I know, of course, that these two conditions can be perfectly fulfilled only as the result of much discipline and much experience of the very guidance in question. But their roots—docility and courage—are in some measure implanted in us long before we begin to think about such questions as the government of the world or the ordering of our lives.
It is, I believe, in the last of these two demands of logic, the demand upon our courage, that the moral hindrance to a full belief in Divine guidance mainly lies. People cannot bring themselves to feel that the infliction of pain can be the act of One whom they desire to know as Love. Yet this is the very central demand of Christianity. What is courage but the willingness to encounter suffering, the readiness to take up the cross?
In the strength of the Spirit of Christ, the everlasting Son of the Father, we can rise to this victory of trust; we can meet life without flinching, and read its darkest riddles in the light of the revelation of Divine love which He has won for us by His own suffering and death. Seen in that light, it is, according to the universal testimony of the saints, a gentle, though often most severe, unfolding of depth within depth of heavenly wisdom—gentle beyond words in its methods, yet inexorable in its conditions. At every step the fiery baptism must be encountered. The deep things of God cannot be reached except through the very destruction of the perishing flesh. It is through death that we enter into life. But as we do enter into it, we can truly look back and say that His ordering has been better than our planning—that His thoughts are high above our thoughts, as the heaven is above the earth.
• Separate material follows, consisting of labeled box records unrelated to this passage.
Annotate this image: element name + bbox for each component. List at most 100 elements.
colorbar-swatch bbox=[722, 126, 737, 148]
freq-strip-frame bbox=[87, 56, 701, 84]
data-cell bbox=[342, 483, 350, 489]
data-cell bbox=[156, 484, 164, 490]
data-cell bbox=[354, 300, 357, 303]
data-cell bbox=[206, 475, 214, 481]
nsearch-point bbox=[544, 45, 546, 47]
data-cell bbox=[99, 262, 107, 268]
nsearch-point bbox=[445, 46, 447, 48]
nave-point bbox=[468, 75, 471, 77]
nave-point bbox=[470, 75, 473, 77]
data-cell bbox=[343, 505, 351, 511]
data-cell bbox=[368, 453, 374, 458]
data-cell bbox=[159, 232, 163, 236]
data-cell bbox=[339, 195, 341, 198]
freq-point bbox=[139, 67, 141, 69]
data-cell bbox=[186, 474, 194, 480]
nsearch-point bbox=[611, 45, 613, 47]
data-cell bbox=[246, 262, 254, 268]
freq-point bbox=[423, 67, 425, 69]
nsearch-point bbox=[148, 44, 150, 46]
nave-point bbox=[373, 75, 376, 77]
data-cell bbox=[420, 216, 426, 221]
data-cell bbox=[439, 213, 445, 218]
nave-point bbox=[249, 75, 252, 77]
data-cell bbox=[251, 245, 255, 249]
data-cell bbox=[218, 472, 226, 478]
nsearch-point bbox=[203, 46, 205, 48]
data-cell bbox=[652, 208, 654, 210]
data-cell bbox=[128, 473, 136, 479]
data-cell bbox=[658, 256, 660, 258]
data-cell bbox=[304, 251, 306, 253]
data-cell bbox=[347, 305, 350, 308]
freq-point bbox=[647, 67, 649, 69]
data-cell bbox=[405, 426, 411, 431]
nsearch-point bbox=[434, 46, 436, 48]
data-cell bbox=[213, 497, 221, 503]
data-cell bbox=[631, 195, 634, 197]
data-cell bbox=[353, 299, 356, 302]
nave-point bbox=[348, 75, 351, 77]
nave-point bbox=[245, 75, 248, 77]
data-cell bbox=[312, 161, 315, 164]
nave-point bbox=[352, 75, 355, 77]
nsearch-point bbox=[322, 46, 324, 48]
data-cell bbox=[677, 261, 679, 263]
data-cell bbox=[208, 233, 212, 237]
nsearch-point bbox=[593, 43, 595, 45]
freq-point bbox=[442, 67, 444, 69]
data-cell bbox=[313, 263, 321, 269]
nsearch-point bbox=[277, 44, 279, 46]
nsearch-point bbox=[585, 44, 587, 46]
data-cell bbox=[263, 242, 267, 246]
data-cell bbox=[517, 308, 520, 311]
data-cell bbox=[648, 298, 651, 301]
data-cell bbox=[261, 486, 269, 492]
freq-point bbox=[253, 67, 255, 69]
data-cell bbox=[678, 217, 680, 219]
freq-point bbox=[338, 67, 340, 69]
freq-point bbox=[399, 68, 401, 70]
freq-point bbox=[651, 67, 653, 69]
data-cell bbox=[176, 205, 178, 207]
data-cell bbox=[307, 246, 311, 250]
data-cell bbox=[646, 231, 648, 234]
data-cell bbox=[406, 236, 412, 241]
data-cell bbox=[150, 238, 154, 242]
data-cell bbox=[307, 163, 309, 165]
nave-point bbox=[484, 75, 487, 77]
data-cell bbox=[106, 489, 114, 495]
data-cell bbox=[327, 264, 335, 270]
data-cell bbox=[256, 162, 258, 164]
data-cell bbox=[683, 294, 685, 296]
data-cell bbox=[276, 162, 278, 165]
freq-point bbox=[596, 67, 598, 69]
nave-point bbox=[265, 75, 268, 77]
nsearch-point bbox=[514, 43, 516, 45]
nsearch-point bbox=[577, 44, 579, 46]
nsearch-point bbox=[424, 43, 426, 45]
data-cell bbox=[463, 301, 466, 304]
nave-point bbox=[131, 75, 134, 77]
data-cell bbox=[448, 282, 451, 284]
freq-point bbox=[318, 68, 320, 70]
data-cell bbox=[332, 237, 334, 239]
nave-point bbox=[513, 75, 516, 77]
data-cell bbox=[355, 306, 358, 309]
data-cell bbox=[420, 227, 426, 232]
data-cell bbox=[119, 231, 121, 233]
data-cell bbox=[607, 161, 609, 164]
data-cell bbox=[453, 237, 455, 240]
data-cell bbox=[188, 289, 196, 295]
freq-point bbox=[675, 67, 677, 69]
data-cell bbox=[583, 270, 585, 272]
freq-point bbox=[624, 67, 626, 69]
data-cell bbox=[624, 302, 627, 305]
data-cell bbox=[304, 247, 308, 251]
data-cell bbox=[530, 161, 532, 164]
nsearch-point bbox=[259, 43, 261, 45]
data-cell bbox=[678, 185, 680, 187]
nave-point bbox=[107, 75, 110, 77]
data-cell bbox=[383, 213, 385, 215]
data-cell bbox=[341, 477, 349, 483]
Our goal must be a heavenly one if we are to judge truly of His guidance. The home to which, if we trust Him, He will assuredly lead us, is no earthly home; but Zion—the heavenly Jerusalem; the beautiful city of peace, which can be entered only through much tribulation. Those who are looking for smooth roads and luxurious resting-places, may well say they perceive no sign of guidance at all. The Divine guidance is away from self-indulgence, often away from outward success; through humiliation and failure, and many snares and temptations; over rough roads and against opposing forces—always uphill. Its evidence of success is in the inmost, deepest, most spiritual part of our existence. It is idle indeed to talk of it to those whose faces are not set Zion-wards. It will bring them none of the results in which they have their reward. Those who know the voice of the Divine Guide, and those who deny that it can be heard, are not so much contradicting each other as speaking different languages—or rather speaking in reference to different states of existence.
I have been speaking of “light,” “voice,” “guidance,” as almost equivalent and interchangeable expressions for our consciousness of the presence of God with us and in us. In the expression “inspiration” we have further the symbol of His power—of the upbearing, purifying, energizing gift of His own Spirit. Here words almost fail; and fresh care is needed, whether in speaking or in hearing, as we draw near to those depths which “cannot be uttered.” I pause on the threshold of the inner chamber of the heart, the holy place of true worship.
CHAPTER III.
WORSHIP.
Our manner of worship is the natural (as it seems to me even the inevitable) result of the full recognition of the reality of Divine inspiration—of the actual living present sufficient fulness of intercourse between the human spirit and Him who is the Father of spirits. Who that truly expects to hear the voice of God can do otherwise than bow in silence before Him?